Question

One piece of copper jewelry at \(105^{\circ} \mathrm{C}\) has twice the mass of another piece at \(45^{\circ} \mathrm{C}\). Both are placed in a calorimeter of negligible heat capacity. What is the final temperature inside the calorimeter \((c\) of copper \(=0.387 \mathrm{~J} / \mathrm{g} \cdot \mathrm{K}) ?\)

Short answer

The final temperature is 85°C.

Step-by-step solution

Identify Variables

Let the masses of two copper pieces be 2m (hot piece) and m (cold piece). Let the final temperature be T.

Write Heat Lost Equation

Heat loss by the hot piece is calculated by \[Q_{\text{loss}} = 2m \times c \times (105 - T).\]

Write Heat Gained Equation

Heat gain by the cold piece is calculated by \[Q_{\text{gain}} = m \times c \times (T - 45).\]

Set Up Heat Exchange Equation

Since heat lost by the hot piece equals heat gained by the cold piece, \[2m \times c \times (105 - T) = m \times c \times (T - 45).\]

Simplify the Equation

Cancel out the common terms (m and c), and solve for T:\[2 \times (105 - T) = T - 45,\]\[210 - 2T = T - 45,\]\[210 + 45 = 3T,\]\[255 = 3T,\]\[T = 85.\]

Final Answer

The final temperature inside the calorimeter is 85°C.

Key concepts

specific heat capacity

Specific heat capacity is a measure of how much heat energy is required to raise the temperature of a substance. It is usually denoted by the symbol \(c\). The unit of specific heat capacity is Joules per gram per degree Kelvin (\( \text{J/g} \bullet \text{K} \)). A larger specific heat capacity means a substance can absorb more heat without changing temperature significantly.
In our exercise, the specific heat capacity of copper is given as \(0.387 \text{~J/g} \bullet \text{K}\). To label it clearly:

• For copper, \(c = 0.387 \text{~J/g} \bullet \text{K}\).

heat transfer

Heat transfer is the process by which thermal energy moves from a hotter object to a cooler one. Heat always flows from regions of higher temperature to regions of lower temperature until thermal equilibrium is reached.
There are three primary methods of heat transfer:

• Conduction: Heat transfer through a solid material.
• Convection: Heat transfer through a fluid (liquid or gas).
• Radiation: Heat transfer through electromagnetic waves.
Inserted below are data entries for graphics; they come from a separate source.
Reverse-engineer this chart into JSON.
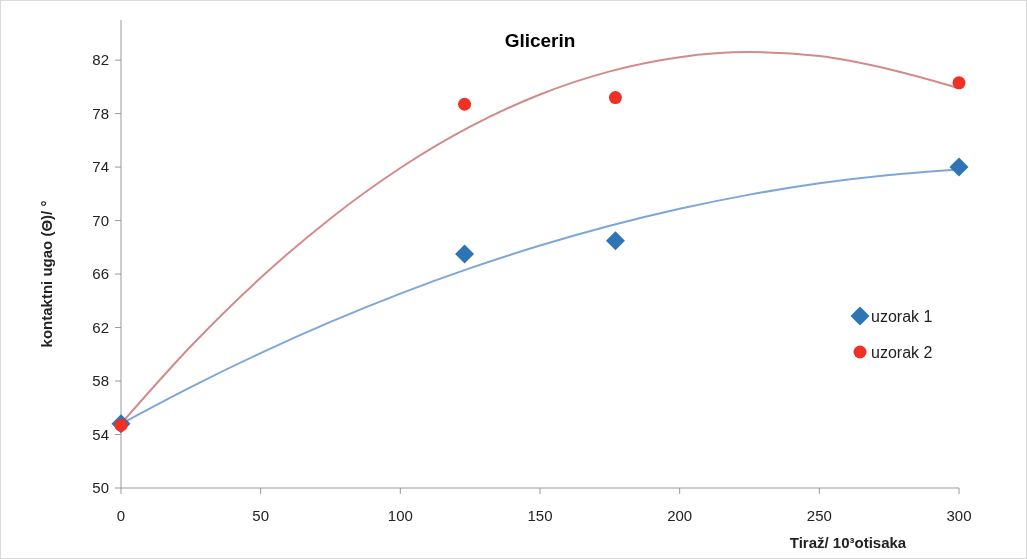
{
  "chart_data": {
    "type": "scatter",
    "title": "Glicerin",
    "xlabel": "Tiraž/ 10³otisaka",
    "ylabel": "kontaktni ugao (Θ)/ °",
    "xlim": [
      0,
      300
    ],
    "xticks": [
      0,
      50,
      100,
      150,
      200,
      250,
      300
    ],
    "ylim": [
      50,
      85
    ],
    "yticks": [
      50,
      54,
      58,
      62,
      66,
      70,
      74,
      78,
      82
    ],
    "grid": false,
    "legend": "right",
    "series": [
      {
        "name": "uzorak 1",
        "type": "scatter",
        "marker": "diamond",
        "color": "#2e75b6",
        "x": [
          0,
          123,
          177,
          300
        ],
        "values": [
          54.8,
          67.5,
          68.5,
          74.0
        ]
      },
      {
        "name": "uzorak 2",
        "type": "scatter",
        "marker": "circle",
        "color": "#ee3124",
        "x": [
          0,
          123,
          177,
          300
        ],
        "values": [
          54.7,
          78.7,
          79.2,
          80.3
        ]
      },
      {
        "type": "line",
        "marker": "none",
        "color": "#7ea6d8",
        "x": [
          0,
          25,
          50,
          75,
          100,
          125,
          150,
          175,
          200,
          225,
          250,
          275,
          300
        ],
        "values": [
          54.8,
          57.55,
          60.09,
          62.42,
          64.54,
          66.44,
          68.13,
          69.61,
          70.88,
          71.94,
          72.79,
          73.41,
          73.82
        ]
      },
      {
        "type": "line",
        "marker": "none",
        "color": "#d48a8a",
        "x": [
          0,
          25,
          50,
          75,
          100,
          125,
          150,
          175,
          200,
          225,
          250,
          275,
          300
        ],
        "values": [
          54.8,
          60.6,
          65.72,
          70.16,
          73.93,
          77.02,
          79.43,
          81.16,
          82.22,
          82.6,
          82.3,
          81.32,
          79.9
        ]
      }
    ]
  }
}
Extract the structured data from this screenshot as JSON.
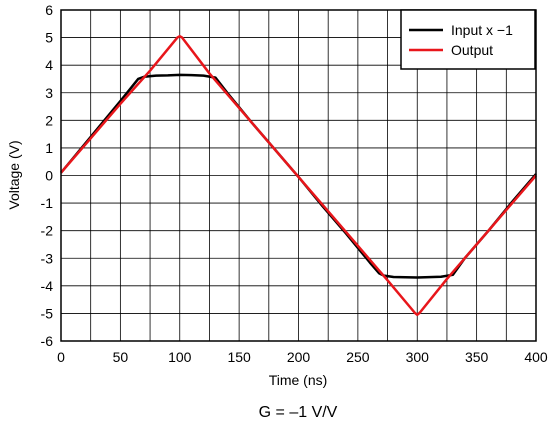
{
  "chart_data": {
    "type": "line",
    "xlabel": "Time (ns)",
    "ylabel": "Voltage (V)",
    "xlim": [
      0,
      400
    ],
    "ylim": [
      -6,
      6
    ],
    "x_ticks": [
      0,
      50,
      100,
      150,
      200,
      250,
      300,
      350,
      400
    ],
    "y_ticks": [
      -6,
      -5,
      -4,
      -3,
      -2,
      -1,
      0,
      1,
      2,
      3,
      4,
      5,
      6
    ],
    "x_minor_step": 25,
    "grid": true,
    "legend_position": "top-right",
    "caption": "G = –1 V/V",
    "series": [
      {
        "name": "Input x −1",
        "color": "#000000",
        "x": [
          0,
          25,
          50,
          65,
          70,
          80,
          90,
          100,
          110,
          120,
          130,
          140,
          160,
          180,
          200,
          220,
          240,
          260,
          268,
          272,
          280,
          300,
          320,
          330,
          340,
          360,
          380,
          400
        ],
        "y": [
          0.1,
          1.4,
          2.7,
          3.5,
          3.58,
          3.62,
          3.63,
          3.65,
          3.64,
          3.62,
          3.55,
          3.0,
          1.95,
          0.95,
          -0.05,
          -1.1,
          -2.1,
          -3.15,
          -3.55,
          -3.63,
          -3.68,
          -3.7,
          -3.67,
          -3.6,
          -3.0,
          -2.0,
          -0.95,
          0.05
        ]
      },
      {
        "name": "Output",
        "color": "#e8161b",
        "x": [
          0,
          25,
          50,
          75,
          98,
          100,
          102,
          125,
          150,
          175,
          200,
          225,
          250,
          275,
          298,
          300,
          302,
          325,
          350,
          375,
          400
        ],
        "y": [
          0.1,
          1.35,
          2.6,
          3.8,
          5.0,
          5.05,
          5.0,
          3.7,
          2.45,
          1.2,
          -0.05,
          -1.3,
          -2.55,
          -3.8,
          -4.98,
          -5.05,
          -4.98,
          -3.75,
          -2.5,
          -1.25,
          0.0
        ]
      }
    ]
  }
}
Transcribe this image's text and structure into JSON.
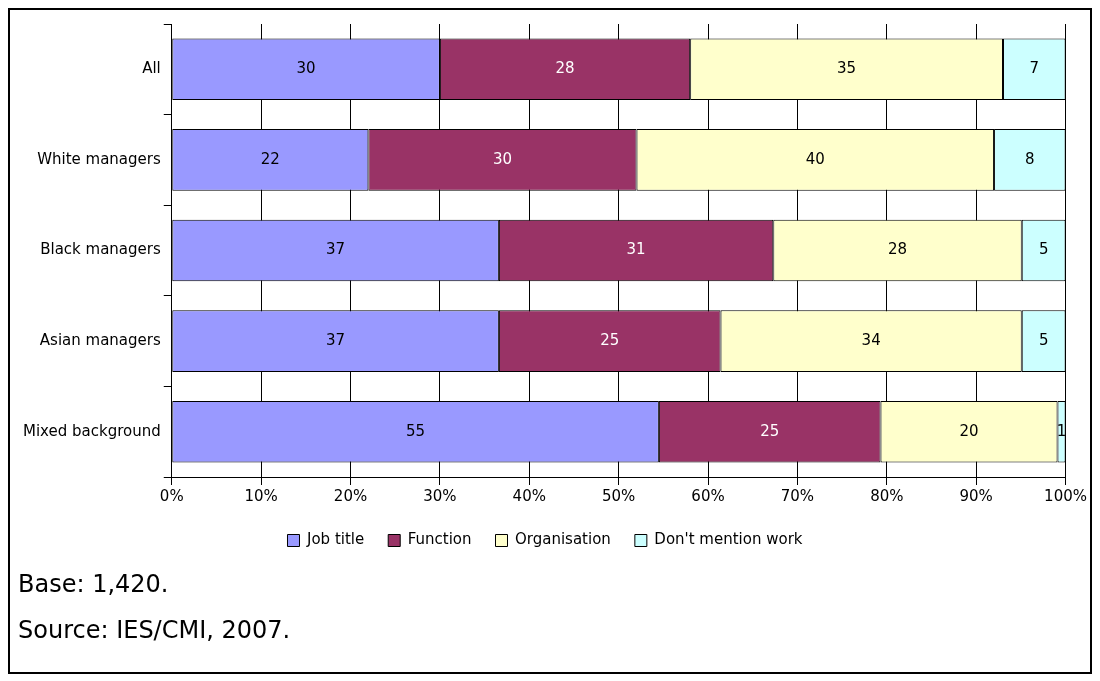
{
  "chart_data": {
    "type": "bar",
    "orientation": "horizontal",
    "stacked": true,
    "categories": [
      "All",
      "White managers",
      "Black managers",
      "Asian managers",
      "Mixed background"
    ],
    "series": [
      {
        "name": "Job title",
        "color": "#9999ff",
        "values": [
          30,
          22,
          36.6,
          36.6,
          54.5
        ],
        "value_labels": [
          "30",
          "22",
          "37",
          "37",
          "55"
        ]
      },
      {
        "name": "Function",
        "color": "#993366",
        "values": [
          28,
          30,
          30.7,
          24.8,
          24.8
        ],
        "value_labels": [
          "28",
          "30",
          "31",
          "25",
          "25"
        ]
      },
      {
        "name": "Organisation",
        "color": "#ffffcc",
        "values": [
          35,
          40,
          27.8,
          33.7,
          19.8
        ],
        "value_labels": [
          "35",
          "40",
          "28",
          "34",
          "20"
        ]
      },
      {
        "name": "Don't mention work",
        "color": "#ccffff",
        "values": [
          7,
          8,
          4.9,
          4.9,
          0.9
        ],
        "value_labels": [
          "7",
          "8",
          "5",
          "5",
          "1"
        ]
      }
    ],
    "xlim": [
      0,
      100
    ],
    "xticks": [
      {
        "value": 0,
        "label": "0%"
      },
      {
        "value": 10,
        "label": "10%"
      },
      {
        "value": 20,
        "label": "20%"
      },
      {
        "value": 30,
        "label": "30%"
      },
      {
        "value": 40,
        "label": "40%"
      },
      {
        "value": 50,
        "label": "50%"
      },
      {
        "value": 60,
        "label": "60%"
      },
      {
        "value": 70,
        "label": "70%"
      },
      {
        "value": 80,
        "label": "80%"
      },
      {
        "value": 90,
        "label": "90%"
      },
      {
        "value": 100,
        "label": "100%"
      }
    ],
    "grid": "x",
    "legend": "bottom",
    "annotations": [
      "Base: 1,420.",
      "Source: IES/CMI, 2007."
    ]
  }
}
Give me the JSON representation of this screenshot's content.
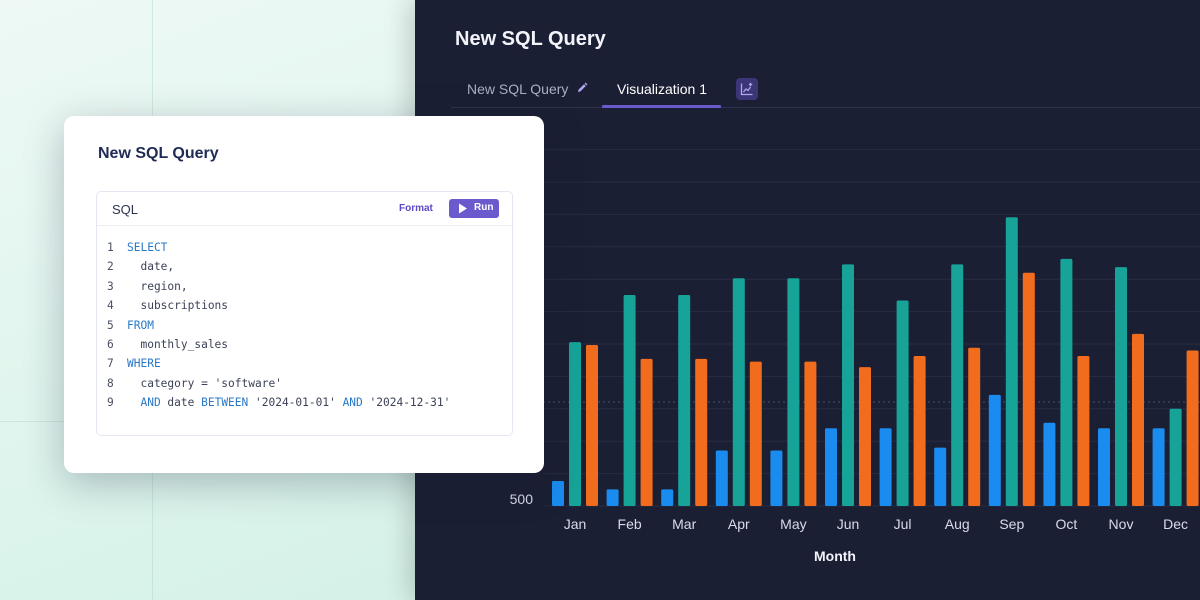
{
  "dark_panel": {
    "title": "New SQL Query",
    "tabs": [
      {
        "label": "New SQL Query",
        "icon": "pencil-icon"
      },
      {
        "label": "Visualization 1",
        "active": true
      }
    ],
    "add_tab_icon": "add-chart-icon"
  },
  "sql_card": {
    "title": "New SQL Query",
    "editor_label": "SQL",
    "format_label": "Format",
    "run_label": "Run",
    "lines": [
      {
        "n": "1",
        "tokens": [
          {
            "t": "SELECT",
            "k": "kw"
          }
        ]
      },
      {
        "n": "2",
        "tokens": [
          {
            "t": "  date,",
            "k": "id"
          }
        ]
      },
      {
        "n": "3",
        "tokens": [
          {
            "t": "  region,",
            "k": "id"
          }
        ]
      },
      {
        "n": "4",
        "tokens": [
          {
            "t": "  subscriptions",
            "k": "id"
          }
        ]
      },
      {
        "n": "5",
        "tokens": [
          {
            "t": "FROM",
            "k": "kw"
          }
        ]
      },
      {
        "n": "6",
        "tokens": [
          {
            "t": "  monthly_sales",
            "k": "id"
          }
        ]
      },
      {
        "n": "7",
        "tokens": [
          {
            "t": "WHERE",
            "k": "kw"
          }
        ]
      },
      {
        "n": "8",
        "tokens": [
          {
            "t": "  category = ",
            "k": "id"
          },
          {
            "t": "'software'",
            "k": "str"
          }
        ]
      },
      {
        "n": "9",
        "tokens": [
          {
            "t": "  AND",
            "k": "kw"
          },
          {
            "t": " date ",
            "k": "id"
          },
          {
            "t": "BETWEEN",
            "k": "kw"
          },
          {
            "t": " '2024-01-01' ",
            "k": "str"
          },
          {
            "t": "AND",
            "k": "kw"
          },
          {
            "t": " '2024-12-31'",
            "k": "str"
          }
        ]
      }
    ]
  },
  "chart_data": {
    "type": "bar",
    "xlabel": "Month",
    "ylabel": "",
    "y_tick_visible": "500",
    "categories": [
      "Jan",
      "Feb",
      "Mar",
      "Apr",
      "May",
      "Jun",
      "Jul",
      "Aug",
      "Sep",
      "Oct",
      "Nov",
      "Dec"
    ],
    "series": [
      {
        "color": "#1a8cf0",
        "values": [
          590,
          560,
          560,
          700,
          700,
          780,
          780,
          710,
          900,
          800,
          780,
          780
        ]
      },
      {
        "color": "#17a398",
        "values": [
          1090,
          1260,
          1260,
          1320,
          1320,
          1370,
          1240,
          1370,
          1540,
          1390,
          1360,
          850
        ]
      },
      {
        "color": "#f26c1e",
        "values": [
          1080,
          1030,
          1030,
          1020,
          1020,
          1000,
          1040,
          1070,
          1340,
          1040,
          1120,
          1060
        ]
      }
    ],
    "ylim": [
      500,
      1800
    ],
    "grid": true
  },
  "colors": {
    "panel_bg": "#1b1f33",
    "accent": "#6a5acd"
  }
}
In our problem, we focus on conduction, where heat energy is exchanged between two pieces of copper. We calculate heat lost and heat gained by each piece using the formulas:
\[Q_{\text{loss}} = 2m \times c \times (105 - T)\]
\[Q_{\text{gain}} = m \times c \times (T - 45)\]

thermal equilibrium

Thermal equilibrium is the condition where all involved temperatures become equal, and there is no net heat transfer between objects. In our problem, both copper pieces in the calorimeter ultimately reach the same final temperature.
The concept is crucial as it allows us to set up the heat exchange equation:
\[2m \times c \times (105 - T) = m \times c \times (T - 45)\]
By solving this equation, we find the final temperature inside the calorimeter when the two pieces of copper have the same temperature:

• The final temperature calculated is \(85^{\text{o}}\text{C}\).